We had an appointment this morning with George. I dragged Brian with me since whenever he's there, George treats me with more patience and is not as quick to run out the door. Maybe I've been watching too much Mad Men, but I'm really getting sick of being glossed over by doctors while they communicate with Brian and only briefly glance at me. Um, if I weren't there, there would be no appointment. Please address me, not my husband. But for whatever reason, Brian seems to command this respect that I cannot muster, hence the need for his presence. Yes, I'm enabling the situation, but quite frankly, I'm too tired to fight against it anymore. And besides, I'm practically near tears most of the time, and I don't want to shoot myself in the foot by (gasp) crying again during appointment.
So George pretty much didn't give us any addition news. In fact, he disputed the evidence we already had. According to George (who's Native American name would be "He-Who-Does-Not-Read-the-Chart"), our baby is not as large as we think, because "our" definition of big doesn't match his definition of big. Um, okay. So I asked him his definition of "big." To which he replied, "Greater than 9.5 to 10lbs." Okay, that was my definition, too. Where's the problem?
The problem, according to George, is that our baby is in the 82% of growth charts, not the 98%. Okay, that's fine. I mean, we are only repeating what we were told by Dick. He also was quick to point out my last growth scan was "over four weeks ago" and I should be due for another "any day now." I replied by saying, "No, it was less than two weeks ago [July 30], and my next one is not scheduled for another two weeks." He replied, "Yes, that's what I just said." Wait, what?
Obviously, George cannot predict when this child will arrive, and I don't expect him to. But I what I don't expect is for his information to completely contradict what we've been told by the specialist. Per George, I may be pregnant for a very long time (think beginning of September and beyond). Per Dick, I should be giving birth this weekend. Can we just get on the same page here? Can the two of them talk as not to confuse the already-crazy pregnant lady? George went as far as to suggest that I might never go into labor, and we'll have to schedule a c-section or induction in a few weeks. Huh? And, he was quick to point out that "110lb women have delivered 10lb babies with two pushes." Okay, I don't really care about anecdotal information, I care about what you think about MY particular case. But that would require reading the chart, which is clearly beyond his capabilities.
George also seems to believe that ProCardia is the Xanax of pregnancy. I asked if I could stop the meds, to which he replied, "It's up to you. It's really just for your comfort." Um, Dick has been fairly clear that this is necessary to prevent labor. I know ProCardia doesn't stop true labor, but it does stop the contractions that shorten the cervix that cause the bigger contractions that are true labor. So...huh? Do you understand my confusion??
I don't know what to think about any of this. He didn't even measure my fundal height (size of the uterus) or palpate the baby. According to him, "there's too much fluid, so it's not accurate anyways." And then he was quick to point out, I'm "just big." Thanks, doc. Is that your definition or mine?
I think he could tell I was getting frustrated, so he offered this empathetic response: "If you think you are frustrated, imagine what it's like for us. We have over 200 patients; we'd love to be able to tell people when they are due." ARGH! Yes, becuase that is exactly what I needed to hear. I mean, this is only my body, my comfort, my child, and my life. Heaven forbid your weekend plans are interrupted by one of us pesky pregnant ladies who decided to give birth during your tee time. I can't imagine his level of discomfort over not knowing.

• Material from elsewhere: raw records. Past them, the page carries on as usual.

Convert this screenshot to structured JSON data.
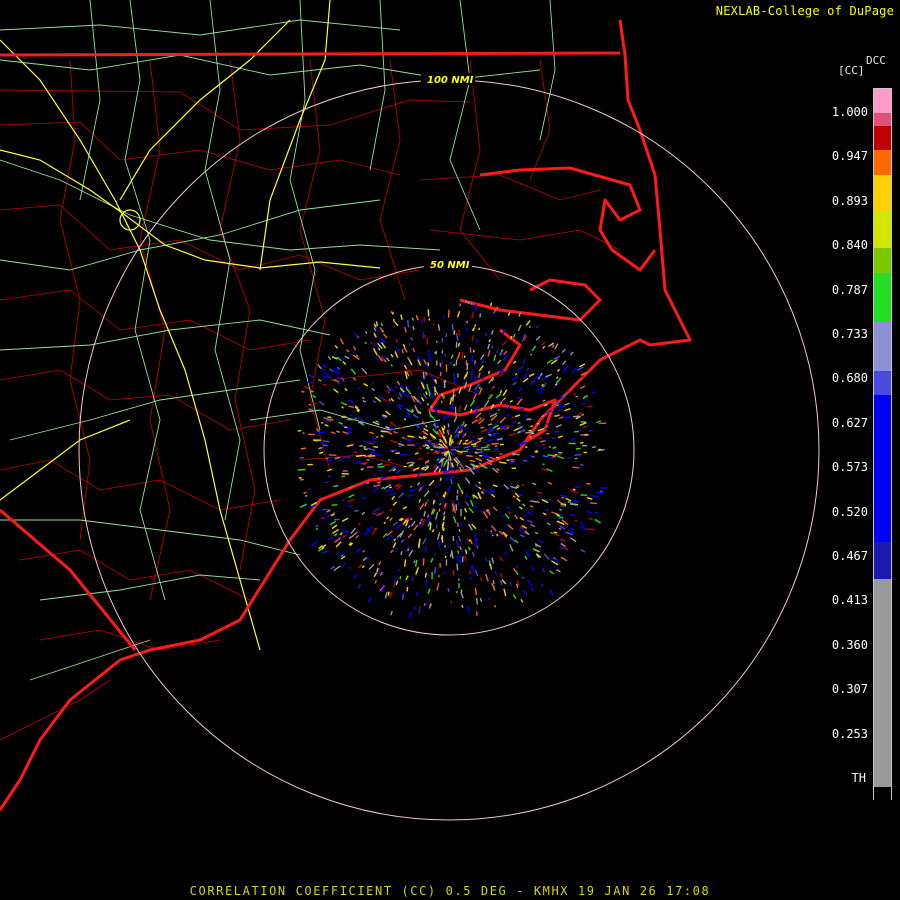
{
  "header": {
    "credit": "NEXLAB-College of DuPage"
  },
  "footer": {
    "caption": "CORRELATION COEFFICIENT (CC) 0.5 DEG - KMHX 19 JAN 26 17:08"
  },
  "radar": {
    "product_code": "DCC",
    "units": "[CC]",
    "range_rings": [
      "50 NMI",
      "100 NMI"
    ],
    "colors": {
      "state_borders": "#ff1a1a",
      "county_lines": "#cc0000",
      "highways": "#9fe89f",
      "interstates": "#ffff33",
      "range_rings": "#f0c8c8"
    }
  },
  "legend": {
    "labels": [
      "1.000",
      "0.947",
      "0.893",
      "0.840",
      "0.787",
      "0.733",
      "0.680",
      "0.627",
      "0.573",
      "0.520",
      "0.467",
      "0.413",
      "0.360",
      "0.307",
      "0.253",
      "TH"
    ],
    "scale_colors": [
      "#ff9bc6",
      "#e0507a",
      "#c00000",
      "#ff6a00",
      "#ffd000",
      "#d2e600",
      "#7cc800",
      "#22dd22",
      "#8f8fd8",
      "#4a4adf",
      "#0000ff",
      "#1a1ab0",
      "#9a9a9a",
      "#000000"
    ]
  }
}
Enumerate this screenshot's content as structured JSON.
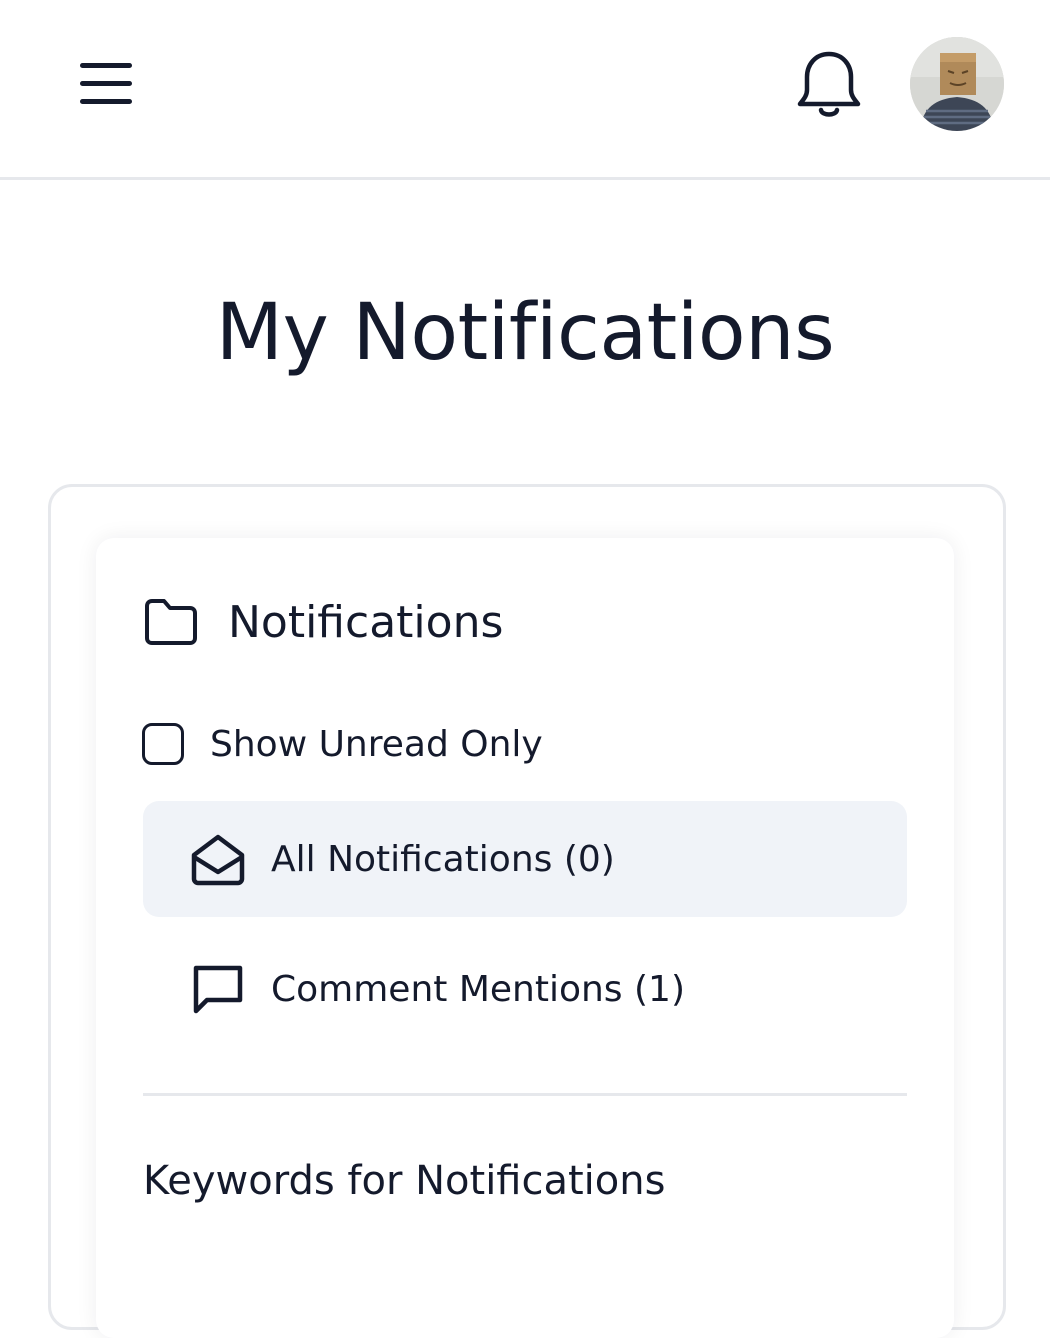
{
  "header": {
    "menu_icon": "hamburger-menu-icon",
    "notifications_icon": "bell-icon",
    "avatar_icon": "user-avatar"
  },
  "page": {
    "title": "My Notifications"
  },
  "notifications_panel": {
    "section_title": "Notifications",
    "section_icon": "folder-icon",
    "show_unread_only": {
      "label": "Show Unread Only",
      "checked": false
    },
    "items": [
      {
        "label": "All Notifications (0)",
        "icon": "envelope-open-icon",
        "active": true
      },
      {
        "label": "Comment Mentions (1)",
        "icon": "chat-bubble-icon",
        "active": false
      }
    ],
    "keywords_title": "Keywords for Notifications"
  },
  "colors": {
    "text": "#141a2c",
    "active_item_bg": "#f0f3f8",
    "border": "#e6e8ec"
  }
}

He did end the appointment on an up note - the sports analogy. "We're only in the first quarter of the game." I had to suppress a smile as not to appear rude, especially after that last blog entry about sports analogies.
So, whatever. We have no new information today than what we had yesterday. I hope I don't come off as a control freak, because not knowing isn't the biggest thing that is bugging me. My frustration is having to see two doctors that are clearly not communicating and in turn, giving me conflicting reports. Just get on the same page and my blood pressure will go down.
I see Dick tomorrow, so hopefully we can get this cleared up. He's a pretty straight shooter.